Labolobo,
le laboratoire intergénérationnel

©Jean-Luc Flémal

©Jean-Luc Flémal

L’asbl Labolobo est née pour faire face à un contexte de vieillissement démographique et d’appauvrissement du lien social en milieu urbain. Ateliers, conférences, rencontres, l’art et la créativité sont mis au service des rapprochements intergénérationnels.

Reportage 

Lauranne Garitte

Mercredi midi. Le petit jour… Dans les rues de Jette, les plus jeunes sortent de l’école pour se rendre à leur entraînement de foot, leur cours de danse, leur atelier de dessin. Dans les maisons de repos avoisinantes, mercredi est un jour comme les autres. Quelques visites familiales tout au plus... Mais depuis que l’asbl Labolobo s’est installée dans le quartier, cette réalité a changé.

©Benjamin Boar

©Benjamin Boar

Une chorale familiale

L’entrée dans les locaux de Labolobo, chaleureusement décorés, se fait en musique. Une chorale intergénérationnelle répète. La doyenne de nonante-deux ans n’est pas là aujourd’hui, mais sa benjamine (qui a quatre-vingt-deux ans de moins) est bien présente. Ce qui les lie : le chant. Yves, septuagénaire, participe à cet atelier depuis trois ans : « J’aime chanter, et l’idée de partager ce moment avec ma belle-fille et ma petite-fille me faisait énormément plaisir. » Il s’étonne encore chaque mercredi de l’émotion ressentie à l’écoute de la pureté des voix d’enfants. Catherine, 47 ans,est la belle-fille de Yves. Pour elle, « Labolobo est l’occasion pour les plus jeunes de voir aussi les aspects positifs des personnes âgées ».
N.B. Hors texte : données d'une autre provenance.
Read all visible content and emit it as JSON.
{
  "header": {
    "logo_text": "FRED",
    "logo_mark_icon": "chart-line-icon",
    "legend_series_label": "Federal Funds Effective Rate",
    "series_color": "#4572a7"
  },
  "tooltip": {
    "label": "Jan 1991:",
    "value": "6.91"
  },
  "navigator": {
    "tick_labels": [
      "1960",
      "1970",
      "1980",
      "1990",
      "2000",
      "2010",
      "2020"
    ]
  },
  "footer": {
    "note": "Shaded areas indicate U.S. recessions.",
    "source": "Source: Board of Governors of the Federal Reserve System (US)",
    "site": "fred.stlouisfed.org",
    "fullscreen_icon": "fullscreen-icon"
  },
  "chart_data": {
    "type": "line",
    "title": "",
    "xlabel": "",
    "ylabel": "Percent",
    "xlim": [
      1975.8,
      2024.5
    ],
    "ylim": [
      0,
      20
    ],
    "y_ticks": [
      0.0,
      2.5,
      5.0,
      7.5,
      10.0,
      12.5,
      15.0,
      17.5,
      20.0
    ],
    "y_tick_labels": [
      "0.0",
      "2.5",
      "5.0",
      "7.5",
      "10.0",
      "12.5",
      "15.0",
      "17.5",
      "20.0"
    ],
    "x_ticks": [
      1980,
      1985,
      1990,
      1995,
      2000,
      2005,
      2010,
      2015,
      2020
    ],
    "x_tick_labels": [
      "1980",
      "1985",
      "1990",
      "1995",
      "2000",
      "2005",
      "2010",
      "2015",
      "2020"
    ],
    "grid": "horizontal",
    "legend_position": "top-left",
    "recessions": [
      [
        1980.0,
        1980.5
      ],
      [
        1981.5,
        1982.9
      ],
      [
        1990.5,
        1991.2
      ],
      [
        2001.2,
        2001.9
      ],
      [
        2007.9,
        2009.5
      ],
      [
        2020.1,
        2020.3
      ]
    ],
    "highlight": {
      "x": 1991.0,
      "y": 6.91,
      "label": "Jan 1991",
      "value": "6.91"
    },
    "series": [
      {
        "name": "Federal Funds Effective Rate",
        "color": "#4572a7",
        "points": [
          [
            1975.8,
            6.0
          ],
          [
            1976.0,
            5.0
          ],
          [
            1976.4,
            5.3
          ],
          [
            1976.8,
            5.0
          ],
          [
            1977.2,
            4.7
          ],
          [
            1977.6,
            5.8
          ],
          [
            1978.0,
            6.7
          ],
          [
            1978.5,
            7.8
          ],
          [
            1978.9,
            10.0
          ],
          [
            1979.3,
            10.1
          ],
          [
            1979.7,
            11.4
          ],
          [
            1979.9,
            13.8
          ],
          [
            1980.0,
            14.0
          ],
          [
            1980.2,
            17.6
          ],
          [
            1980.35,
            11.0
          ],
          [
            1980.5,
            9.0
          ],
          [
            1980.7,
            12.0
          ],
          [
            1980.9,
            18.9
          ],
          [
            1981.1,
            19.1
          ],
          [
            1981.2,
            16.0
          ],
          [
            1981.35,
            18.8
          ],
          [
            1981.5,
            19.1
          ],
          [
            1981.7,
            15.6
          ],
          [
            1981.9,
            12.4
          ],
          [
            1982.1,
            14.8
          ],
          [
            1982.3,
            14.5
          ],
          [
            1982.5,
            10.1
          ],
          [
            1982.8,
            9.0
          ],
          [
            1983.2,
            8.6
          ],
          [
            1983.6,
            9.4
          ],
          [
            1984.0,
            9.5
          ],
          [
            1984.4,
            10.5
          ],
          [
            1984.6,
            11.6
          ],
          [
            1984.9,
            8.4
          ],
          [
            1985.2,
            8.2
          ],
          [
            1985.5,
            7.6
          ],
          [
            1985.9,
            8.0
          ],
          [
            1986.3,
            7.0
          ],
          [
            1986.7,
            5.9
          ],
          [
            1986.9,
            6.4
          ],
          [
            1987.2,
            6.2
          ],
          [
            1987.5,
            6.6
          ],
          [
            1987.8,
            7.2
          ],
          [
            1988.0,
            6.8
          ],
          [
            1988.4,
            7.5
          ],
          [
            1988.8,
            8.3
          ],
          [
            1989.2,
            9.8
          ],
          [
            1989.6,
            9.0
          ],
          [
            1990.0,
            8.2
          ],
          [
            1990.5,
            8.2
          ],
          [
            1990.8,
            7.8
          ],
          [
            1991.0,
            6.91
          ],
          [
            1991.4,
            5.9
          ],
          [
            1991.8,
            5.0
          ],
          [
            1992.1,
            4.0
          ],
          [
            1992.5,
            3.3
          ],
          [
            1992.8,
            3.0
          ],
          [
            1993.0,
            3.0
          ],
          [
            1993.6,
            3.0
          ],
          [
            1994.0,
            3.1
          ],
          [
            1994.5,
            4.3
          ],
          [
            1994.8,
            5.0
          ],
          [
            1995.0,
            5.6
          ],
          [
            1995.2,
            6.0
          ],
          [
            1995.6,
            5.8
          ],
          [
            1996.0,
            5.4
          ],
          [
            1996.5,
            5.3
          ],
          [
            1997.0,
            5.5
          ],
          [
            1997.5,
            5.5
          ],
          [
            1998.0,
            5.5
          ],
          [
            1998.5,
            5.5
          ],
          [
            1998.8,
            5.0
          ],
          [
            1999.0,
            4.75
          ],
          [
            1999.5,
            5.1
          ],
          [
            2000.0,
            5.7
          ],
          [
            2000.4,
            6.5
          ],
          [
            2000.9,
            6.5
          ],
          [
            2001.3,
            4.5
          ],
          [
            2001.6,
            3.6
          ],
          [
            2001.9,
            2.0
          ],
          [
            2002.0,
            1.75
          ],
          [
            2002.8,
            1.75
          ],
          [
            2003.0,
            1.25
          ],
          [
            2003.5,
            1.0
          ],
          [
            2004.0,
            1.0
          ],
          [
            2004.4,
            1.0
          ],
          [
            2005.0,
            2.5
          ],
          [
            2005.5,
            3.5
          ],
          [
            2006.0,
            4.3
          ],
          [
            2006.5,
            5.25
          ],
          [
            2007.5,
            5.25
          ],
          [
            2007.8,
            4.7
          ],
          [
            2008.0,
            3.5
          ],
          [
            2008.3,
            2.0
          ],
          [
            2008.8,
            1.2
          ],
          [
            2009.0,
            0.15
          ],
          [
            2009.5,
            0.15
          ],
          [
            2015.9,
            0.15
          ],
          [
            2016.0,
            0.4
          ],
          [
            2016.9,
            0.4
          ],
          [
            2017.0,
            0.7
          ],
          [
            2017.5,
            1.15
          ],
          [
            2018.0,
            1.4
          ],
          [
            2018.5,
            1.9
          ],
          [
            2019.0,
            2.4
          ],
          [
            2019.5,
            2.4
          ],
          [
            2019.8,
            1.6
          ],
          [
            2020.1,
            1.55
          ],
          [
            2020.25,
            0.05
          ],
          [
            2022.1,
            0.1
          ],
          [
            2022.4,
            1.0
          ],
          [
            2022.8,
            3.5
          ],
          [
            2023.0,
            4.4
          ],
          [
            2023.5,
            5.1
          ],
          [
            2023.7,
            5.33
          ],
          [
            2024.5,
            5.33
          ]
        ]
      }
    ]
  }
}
Restaurer les liens entre générations

Labolobo, c’est un ensemble de projets de cohésion sociale qui visent à réunir les générations en milieux urbains. L'asbl se présente comme un laboratoire social et artistique, tandis que « lobo » signifie « loup » en espagnol, une figure qui traverse tous les âges et qui est attrayante pour petits et grands.

Il y a quelques années, Giulia Sugranyes, cofondatrice du projet, s’installe à Jette avec sa petite famille et fait plusieurs constats : « En ville, il y a une séparation marquée entre les âges. Tout est organisé pour une gestion homogène par génération, ce qui représente un appauvrissement humain notable. Or, les institutions des aînés sont souvent proches des écoles. Mais rien n’existe pour mettre en lien les seniors et les enfants », déplore l’Espagnole.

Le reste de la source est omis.